The overall rate of postoperative skin infections significant enough to merit oral antibiotics was 7.7%, a rate similar to rates published by other authors (1%-5% of all patients).3,5 While we observed wound dehiscence and/or distal-tip necrosis of the skin flap in 7.7% of all patients, other authors have described similar findings in 0.7%-12% of all patients.2,5 Of the 29 patients who had one of the common postoperative soft-tissue skin reactions, only 3 needed revision surgery. All 3 instances were a result of soft-tissue overgrowth at the abutment site, and all 3 patients were members of the traditional treatment group. The combined institutional surgical revision rate was 5.8% (3 of 52 patients) compared to the 12.1%-18.8% reported by other authors.3,5
Our data reveal the full benefit of topical clobetasol. While the relative proportion of each type of inflammatory skin reaction was similar in the traditional and contemporary treatment groups (granulation tissue, 56.3% vs 53.8%; soft-tissue overgrowth, 18.8% vs 30.8%; and a combination of granulation tissue and soft-tissue overgrowth 25.0% vs 15.4%), large variations were observed in treatment outcomes and cost. The addition of topical clobetasol cream was associated with a marked decrease in cost and invasive treatment endpoints in the contemporary vs traditional treatment groups: triamcinolone injections (0.0% vs 12.1%) and surgical revision (0.0% vs 9.1%). The average cost for postoperative management for the traditional treatment group was $2,773.25 per patient, while the cost for the contemporary treatment group was only $47.94 per patient (P<0.021).
CONCLUSION
This study shows that the addition of clobetasol to early goal-directed management of the skin/abutment interface decreases the need for painful/invasive postoperative treatment options such as triamcinolone injections and revision surgery in patients with BAHA implants. The cost of topical clobetasol is relatively low and does not differ much from the cost of local wound care or corticosteroid injections. In contrast, the relative cost of outpatient otologic surgery is substantial. We found that the group of patients who utilized clobetasol avoided the need for surgical revision, and thus we realized a significant cost savings in the contemporary treatment group.

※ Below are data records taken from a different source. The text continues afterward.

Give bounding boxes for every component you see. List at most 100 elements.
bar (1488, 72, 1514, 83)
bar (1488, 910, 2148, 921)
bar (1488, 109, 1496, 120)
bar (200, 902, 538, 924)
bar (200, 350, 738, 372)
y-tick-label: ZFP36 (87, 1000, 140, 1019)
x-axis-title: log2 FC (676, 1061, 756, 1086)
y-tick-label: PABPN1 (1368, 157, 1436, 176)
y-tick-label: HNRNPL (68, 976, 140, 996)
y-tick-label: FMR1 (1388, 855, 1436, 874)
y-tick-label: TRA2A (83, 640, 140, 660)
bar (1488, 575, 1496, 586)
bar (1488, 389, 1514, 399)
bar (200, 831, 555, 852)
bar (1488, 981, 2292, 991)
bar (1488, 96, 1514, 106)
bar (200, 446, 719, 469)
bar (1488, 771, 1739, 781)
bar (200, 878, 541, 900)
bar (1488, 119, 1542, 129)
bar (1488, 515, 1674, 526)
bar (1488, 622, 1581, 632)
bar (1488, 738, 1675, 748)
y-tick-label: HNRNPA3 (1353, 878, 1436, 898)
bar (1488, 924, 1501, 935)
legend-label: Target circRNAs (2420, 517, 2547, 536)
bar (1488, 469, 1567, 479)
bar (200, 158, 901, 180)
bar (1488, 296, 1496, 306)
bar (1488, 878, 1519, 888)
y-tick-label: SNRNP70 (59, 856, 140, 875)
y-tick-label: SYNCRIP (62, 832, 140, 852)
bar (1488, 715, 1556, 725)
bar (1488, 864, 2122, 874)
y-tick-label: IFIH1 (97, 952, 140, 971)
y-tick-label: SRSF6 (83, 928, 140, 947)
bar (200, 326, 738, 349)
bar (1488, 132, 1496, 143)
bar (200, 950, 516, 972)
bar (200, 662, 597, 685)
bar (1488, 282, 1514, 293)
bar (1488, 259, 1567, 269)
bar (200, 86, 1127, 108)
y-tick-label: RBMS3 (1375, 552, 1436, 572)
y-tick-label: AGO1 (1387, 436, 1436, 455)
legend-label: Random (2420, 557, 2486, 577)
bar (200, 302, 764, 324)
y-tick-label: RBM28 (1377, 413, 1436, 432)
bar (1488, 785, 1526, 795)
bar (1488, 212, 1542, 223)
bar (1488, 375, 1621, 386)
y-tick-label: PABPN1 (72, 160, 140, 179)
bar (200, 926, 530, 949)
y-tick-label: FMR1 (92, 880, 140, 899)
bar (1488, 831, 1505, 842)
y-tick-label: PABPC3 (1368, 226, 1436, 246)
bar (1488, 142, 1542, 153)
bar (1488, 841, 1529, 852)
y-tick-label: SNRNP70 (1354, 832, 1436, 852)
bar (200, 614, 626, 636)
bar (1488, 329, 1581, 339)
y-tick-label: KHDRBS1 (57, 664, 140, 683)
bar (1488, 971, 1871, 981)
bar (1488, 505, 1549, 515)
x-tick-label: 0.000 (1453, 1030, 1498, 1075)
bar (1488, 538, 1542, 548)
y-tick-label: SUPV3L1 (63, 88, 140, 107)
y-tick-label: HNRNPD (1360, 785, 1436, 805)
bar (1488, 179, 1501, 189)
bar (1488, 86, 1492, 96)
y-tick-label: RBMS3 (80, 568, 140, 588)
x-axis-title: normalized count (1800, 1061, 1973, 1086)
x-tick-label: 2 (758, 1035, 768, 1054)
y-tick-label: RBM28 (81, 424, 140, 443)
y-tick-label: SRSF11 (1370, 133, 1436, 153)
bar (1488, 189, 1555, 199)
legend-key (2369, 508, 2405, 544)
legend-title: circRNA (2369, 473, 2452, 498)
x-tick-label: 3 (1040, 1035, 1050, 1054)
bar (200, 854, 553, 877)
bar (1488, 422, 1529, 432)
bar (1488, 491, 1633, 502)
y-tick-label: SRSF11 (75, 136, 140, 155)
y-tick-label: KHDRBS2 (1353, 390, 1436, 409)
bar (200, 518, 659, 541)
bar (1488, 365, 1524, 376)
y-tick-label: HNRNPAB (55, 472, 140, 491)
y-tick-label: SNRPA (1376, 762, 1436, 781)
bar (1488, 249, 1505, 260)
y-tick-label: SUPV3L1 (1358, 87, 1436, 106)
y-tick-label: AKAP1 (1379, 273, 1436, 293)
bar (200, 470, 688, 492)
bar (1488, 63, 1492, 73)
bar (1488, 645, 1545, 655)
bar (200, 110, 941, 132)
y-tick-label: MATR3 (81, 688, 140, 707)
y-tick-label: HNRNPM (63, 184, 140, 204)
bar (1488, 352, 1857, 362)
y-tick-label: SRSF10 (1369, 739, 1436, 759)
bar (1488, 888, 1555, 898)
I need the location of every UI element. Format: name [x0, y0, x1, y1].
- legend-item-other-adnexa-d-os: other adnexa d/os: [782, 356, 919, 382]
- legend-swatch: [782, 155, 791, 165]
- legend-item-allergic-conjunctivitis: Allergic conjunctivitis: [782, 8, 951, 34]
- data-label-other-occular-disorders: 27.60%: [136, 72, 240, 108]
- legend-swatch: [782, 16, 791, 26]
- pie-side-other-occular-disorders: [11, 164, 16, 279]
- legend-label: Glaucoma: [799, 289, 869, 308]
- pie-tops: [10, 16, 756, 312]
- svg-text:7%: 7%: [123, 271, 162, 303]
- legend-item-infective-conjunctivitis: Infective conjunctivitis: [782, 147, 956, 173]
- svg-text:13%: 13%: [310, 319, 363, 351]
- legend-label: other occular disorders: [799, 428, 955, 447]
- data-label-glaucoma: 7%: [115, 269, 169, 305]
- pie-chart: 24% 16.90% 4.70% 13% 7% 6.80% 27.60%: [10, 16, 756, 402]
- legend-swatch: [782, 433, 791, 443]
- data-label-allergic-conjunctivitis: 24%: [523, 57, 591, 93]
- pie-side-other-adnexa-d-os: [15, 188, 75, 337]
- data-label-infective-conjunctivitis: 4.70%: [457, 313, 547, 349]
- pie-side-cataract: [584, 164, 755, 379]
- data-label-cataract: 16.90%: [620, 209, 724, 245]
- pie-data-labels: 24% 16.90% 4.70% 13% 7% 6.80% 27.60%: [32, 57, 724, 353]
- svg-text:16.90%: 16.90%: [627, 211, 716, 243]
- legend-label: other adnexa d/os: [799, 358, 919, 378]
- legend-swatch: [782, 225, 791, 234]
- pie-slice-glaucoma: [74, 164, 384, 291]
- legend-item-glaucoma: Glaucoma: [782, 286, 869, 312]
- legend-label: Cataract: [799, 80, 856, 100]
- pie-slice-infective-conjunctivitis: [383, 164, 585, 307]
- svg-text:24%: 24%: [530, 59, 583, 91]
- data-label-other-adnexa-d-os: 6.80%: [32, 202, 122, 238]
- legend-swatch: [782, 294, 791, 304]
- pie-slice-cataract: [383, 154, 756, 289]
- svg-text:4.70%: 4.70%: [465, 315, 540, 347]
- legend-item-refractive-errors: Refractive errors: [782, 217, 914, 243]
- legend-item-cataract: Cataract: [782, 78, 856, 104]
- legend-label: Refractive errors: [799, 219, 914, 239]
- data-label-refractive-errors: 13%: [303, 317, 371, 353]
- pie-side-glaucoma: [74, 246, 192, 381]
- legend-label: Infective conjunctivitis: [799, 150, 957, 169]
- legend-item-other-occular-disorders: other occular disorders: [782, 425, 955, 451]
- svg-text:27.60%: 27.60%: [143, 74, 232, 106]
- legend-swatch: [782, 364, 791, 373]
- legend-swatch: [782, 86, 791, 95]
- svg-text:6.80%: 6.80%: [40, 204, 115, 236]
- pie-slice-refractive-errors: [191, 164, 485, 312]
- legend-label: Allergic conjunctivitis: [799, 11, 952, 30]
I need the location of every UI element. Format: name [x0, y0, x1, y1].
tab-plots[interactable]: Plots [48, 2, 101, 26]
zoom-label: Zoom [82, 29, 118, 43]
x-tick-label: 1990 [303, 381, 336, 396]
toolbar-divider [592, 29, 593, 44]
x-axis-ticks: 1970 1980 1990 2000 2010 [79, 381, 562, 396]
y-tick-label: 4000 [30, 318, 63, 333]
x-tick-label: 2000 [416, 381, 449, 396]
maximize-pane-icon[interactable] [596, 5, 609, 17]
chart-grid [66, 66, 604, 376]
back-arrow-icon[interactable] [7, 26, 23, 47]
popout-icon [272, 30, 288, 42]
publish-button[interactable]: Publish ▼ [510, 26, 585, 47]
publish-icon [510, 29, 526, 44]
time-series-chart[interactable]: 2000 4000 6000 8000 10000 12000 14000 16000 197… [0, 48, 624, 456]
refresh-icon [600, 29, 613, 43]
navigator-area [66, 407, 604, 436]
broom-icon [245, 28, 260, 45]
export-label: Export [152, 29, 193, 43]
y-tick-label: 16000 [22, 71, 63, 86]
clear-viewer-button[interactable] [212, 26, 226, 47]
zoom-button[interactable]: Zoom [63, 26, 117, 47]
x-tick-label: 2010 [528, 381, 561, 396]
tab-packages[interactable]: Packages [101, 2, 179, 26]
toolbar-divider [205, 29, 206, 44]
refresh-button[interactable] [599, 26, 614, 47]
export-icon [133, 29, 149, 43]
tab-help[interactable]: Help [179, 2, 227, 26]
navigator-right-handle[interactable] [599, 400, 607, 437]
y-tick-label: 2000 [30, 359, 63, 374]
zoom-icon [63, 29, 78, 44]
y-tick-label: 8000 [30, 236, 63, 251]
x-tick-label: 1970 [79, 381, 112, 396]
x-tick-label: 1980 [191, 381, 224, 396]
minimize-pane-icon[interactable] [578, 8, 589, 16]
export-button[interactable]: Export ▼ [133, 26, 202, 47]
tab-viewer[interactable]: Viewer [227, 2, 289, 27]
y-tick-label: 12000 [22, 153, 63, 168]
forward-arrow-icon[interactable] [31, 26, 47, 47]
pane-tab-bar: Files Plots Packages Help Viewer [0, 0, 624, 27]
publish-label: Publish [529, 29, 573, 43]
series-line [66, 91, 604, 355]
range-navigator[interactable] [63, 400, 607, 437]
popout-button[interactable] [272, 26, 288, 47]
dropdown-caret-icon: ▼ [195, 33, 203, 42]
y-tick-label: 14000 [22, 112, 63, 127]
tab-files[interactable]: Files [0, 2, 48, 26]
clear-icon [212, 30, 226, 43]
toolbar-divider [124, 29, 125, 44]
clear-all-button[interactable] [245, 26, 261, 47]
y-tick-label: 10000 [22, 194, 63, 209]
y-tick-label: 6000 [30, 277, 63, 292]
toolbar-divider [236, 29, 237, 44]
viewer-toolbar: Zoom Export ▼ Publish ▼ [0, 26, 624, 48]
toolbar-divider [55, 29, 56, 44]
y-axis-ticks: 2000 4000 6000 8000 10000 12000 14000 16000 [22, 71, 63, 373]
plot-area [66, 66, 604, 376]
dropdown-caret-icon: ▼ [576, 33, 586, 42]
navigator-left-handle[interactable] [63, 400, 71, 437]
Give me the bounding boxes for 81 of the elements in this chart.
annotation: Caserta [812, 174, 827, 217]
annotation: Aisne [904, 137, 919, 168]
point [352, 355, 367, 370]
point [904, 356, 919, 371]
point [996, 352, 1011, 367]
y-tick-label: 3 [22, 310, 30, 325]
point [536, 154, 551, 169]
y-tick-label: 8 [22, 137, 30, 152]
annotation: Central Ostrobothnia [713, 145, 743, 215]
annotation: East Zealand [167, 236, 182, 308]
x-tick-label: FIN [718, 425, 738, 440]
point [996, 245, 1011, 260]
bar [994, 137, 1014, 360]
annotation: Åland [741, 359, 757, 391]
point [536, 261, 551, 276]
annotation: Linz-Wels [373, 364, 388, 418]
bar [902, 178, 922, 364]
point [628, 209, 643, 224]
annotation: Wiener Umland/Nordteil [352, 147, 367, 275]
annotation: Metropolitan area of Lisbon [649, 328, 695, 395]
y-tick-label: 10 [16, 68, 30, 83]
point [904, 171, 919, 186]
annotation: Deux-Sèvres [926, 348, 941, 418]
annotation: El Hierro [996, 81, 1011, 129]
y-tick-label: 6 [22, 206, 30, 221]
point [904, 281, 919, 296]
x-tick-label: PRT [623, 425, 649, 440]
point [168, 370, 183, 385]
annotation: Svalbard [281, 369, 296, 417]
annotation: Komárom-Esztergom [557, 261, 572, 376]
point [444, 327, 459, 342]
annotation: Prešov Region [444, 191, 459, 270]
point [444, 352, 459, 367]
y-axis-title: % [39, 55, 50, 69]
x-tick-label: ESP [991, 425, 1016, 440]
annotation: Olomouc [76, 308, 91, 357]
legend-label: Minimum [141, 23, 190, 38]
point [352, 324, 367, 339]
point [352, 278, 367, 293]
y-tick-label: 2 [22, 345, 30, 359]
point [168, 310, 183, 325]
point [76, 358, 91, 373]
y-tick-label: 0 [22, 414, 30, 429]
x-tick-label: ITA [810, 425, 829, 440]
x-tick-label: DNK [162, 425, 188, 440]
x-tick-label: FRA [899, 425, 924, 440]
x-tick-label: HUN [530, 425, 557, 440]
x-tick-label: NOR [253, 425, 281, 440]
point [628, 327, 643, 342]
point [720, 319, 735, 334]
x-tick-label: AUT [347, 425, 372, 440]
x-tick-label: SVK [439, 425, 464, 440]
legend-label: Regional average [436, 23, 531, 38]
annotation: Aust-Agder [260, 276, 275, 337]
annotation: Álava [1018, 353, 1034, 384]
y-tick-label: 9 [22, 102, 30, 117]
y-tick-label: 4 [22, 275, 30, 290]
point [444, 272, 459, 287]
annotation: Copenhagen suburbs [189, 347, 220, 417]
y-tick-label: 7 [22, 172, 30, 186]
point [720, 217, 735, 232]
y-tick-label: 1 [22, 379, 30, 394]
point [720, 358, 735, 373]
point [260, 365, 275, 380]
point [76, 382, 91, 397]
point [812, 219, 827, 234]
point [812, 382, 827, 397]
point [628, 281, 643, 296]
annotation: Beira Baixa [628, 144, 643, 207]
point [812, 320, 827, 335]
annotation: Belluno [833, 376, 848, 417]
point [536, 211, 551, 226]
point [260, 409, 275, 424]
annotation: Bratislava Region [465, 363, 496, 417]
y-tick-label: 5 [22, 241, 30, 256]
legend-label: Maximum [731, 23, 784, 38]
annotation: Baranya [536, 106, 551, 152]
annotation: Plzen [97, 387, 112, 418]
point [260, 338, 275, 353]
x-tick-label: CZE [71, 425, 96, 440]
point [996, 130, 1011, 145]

This article meets the Accreditation Council for Graduate Medical Education and the American Board of Medical Specialties Maintenance of Certification competencies for Patient Care, Medical Knowledge, and Practice-Based Learning and Improvement.
ACKNOWLEDGMENTS
Portions of these data were previously presented as a poster entitled “A Paradigm Shift in Early Postoperative Management of the BAHA Abutment through Clobetasol,” at the 48th annual American Neurotology Society spring meeting in Orlando, Florida. The authors have no financial or proprietary interest in the subject matter of this article.